The documents, some 13,000 pages worth, relate to the FCC's grant of a waiver to LightSquared to launch a wholesale wireless broadband network, a waiver the FCC plans to rescind due to interference issues with GPS.
Grassley indicates he continues to work with House Energy & Commerce Committee Chairman Fred Upton (R-Mich.) and others on that House committee to "obtain internal FCC documents that have not been previously released."
If so, the senator continued to suggest, "this process will lead to more transparency from the FCC that will help to hold the commission accountable and allow the FCC commissioner nominees to move forward."
The FCC did not provide the documents at Grassley's behest, since he is not the chairman of a relevant committee.
Upton is, and agreed to share the documents with Grassley.
Separately, Grassley, joined by Rep. Michael Turner, has asked NTIA for an accounting of how much taxpayer money went to test LightSquared for GPS interference. "The federal government spent millions of taxpayer dollars on testing for a project that moved along only because the government gave approvals before resolving interference questions," they said in a statement. "Now, taxpayers are on the hook for the testing that showed that the project interfered with government devices using global positioning systems. The executive branch needs to account for just how much taxpayer money it spent and why."

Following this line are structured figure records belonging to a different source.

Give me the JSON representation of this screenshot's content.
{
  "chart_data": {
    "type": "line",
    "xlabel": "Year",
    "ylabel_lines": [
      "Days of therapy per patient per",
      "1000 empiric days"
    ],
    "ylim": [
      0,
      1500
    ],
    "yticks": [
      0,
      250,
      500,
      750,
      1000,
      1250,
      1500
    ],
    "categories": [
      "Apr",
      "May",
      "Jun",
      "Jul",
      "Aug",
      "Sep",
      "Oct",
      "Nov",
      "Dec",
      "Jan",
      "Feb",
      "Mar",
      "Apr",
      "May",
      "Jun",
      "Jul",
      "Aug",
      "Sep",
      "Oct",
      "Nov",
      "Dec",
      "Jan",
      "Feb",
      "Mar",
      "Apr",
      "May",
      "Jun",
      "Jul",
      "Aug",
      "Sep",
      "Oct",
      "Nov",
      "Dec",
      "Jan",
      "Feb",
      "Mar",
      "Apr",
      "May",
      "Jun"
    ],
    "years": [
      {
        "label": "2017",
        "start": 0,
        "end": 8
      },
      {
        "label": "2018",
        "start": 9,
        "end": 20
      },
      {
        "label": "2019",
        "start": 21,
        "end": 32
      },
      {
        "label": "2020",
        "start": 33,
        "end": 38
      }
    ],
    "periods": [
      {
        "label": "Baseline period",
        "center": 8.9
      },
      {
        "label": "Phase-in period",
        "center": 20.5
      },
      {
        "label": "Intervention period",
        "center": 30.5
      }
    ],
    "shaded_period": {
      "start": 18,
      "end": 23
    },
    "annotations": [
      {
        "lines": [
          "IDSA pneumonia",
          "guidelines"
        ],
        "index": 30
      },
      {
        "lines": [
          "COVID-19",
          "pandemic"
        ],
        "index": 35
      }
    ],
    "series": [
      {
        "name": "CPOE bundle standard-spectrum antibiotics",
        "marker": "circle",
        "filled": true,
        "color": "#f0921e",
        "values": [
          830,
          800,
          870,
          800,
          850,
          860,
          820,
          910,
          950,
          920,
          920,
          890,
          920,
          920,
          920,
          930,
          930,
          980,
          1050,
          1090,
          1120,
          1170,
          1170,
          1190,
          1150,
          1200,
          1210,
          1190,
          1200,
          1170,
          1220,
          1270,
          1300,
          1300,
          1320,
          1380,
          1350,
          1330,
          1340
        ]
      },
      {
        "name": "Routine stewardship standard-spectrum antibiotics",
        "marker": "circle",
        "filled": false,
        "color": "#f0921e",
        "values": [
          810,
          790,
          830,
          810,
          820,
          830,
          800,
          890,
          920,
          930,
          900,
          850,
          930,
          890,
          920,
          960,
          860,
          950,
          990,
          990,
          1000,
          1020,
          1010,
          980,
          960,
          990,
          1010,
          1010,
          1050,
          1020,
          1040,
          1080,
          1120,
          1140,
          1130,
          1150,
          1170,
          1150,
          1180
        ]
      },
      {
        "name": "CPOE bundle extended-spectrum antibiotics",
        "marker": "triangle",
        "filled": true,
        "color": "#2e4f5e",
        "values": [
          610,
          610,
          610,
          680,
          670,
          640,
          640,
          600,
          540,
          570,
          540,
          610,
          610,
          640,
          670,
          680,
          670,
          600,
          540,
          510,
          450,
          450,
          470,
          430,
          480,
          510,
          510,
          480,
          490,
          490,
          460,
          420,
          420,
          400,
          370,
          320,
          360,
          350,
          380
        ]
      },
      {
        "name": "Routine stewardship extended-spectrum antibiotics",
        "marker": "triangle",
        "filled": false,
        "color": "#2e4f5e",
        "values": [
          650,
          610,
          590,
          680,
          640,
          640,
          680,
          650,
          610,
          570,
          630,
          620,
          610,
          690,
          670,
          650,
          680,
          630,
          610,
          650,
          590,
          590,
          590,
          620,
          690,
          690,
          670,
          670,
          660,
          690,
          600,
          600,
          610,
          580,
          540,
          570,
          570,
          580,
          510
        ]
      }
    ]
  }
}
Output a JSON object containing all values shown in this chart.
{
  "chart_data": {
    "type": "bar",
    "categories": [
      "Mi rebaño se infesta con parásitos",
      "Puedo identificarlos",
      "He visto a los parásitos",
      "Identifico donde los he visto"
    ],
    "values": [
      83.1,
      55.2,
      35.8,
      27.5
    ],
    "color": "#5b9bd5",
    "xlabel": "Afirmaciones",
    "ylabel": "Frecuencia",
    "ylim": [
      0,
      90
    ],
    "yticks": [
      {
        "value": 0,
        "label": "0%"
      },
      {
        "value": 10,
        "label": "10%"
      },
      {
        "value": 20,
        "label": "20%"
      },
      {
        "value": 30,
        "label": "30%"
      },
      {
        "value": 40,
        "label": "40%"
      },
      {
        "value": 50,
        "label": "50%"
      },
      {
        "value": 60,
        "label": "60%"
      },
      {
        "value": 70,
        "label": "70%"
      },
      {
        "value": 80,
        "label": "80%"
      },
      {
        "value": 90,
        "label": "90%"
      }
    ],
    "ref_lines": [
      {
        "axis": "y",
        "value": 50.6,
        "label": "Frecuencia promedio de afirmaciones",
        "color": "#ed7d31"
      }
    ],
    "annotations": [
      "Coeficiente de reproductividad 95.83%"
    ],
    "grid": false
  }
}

Among the questions they want answered is whether the FCC has ever asked NTIA to provide government resources without reimbursement to "assist a single private company with its business plans."
They want answers by April 19.
The FCC had no comment on the NTIA letter. As to the documents the FCC has turned over, an FCC official said: "The fact is that thousands of pages of documents that the commission gave to the committee contain confidential information that is not in the public domain." The official would not comment on whether that also meant some of the documents had not already been released per various FOIA requests.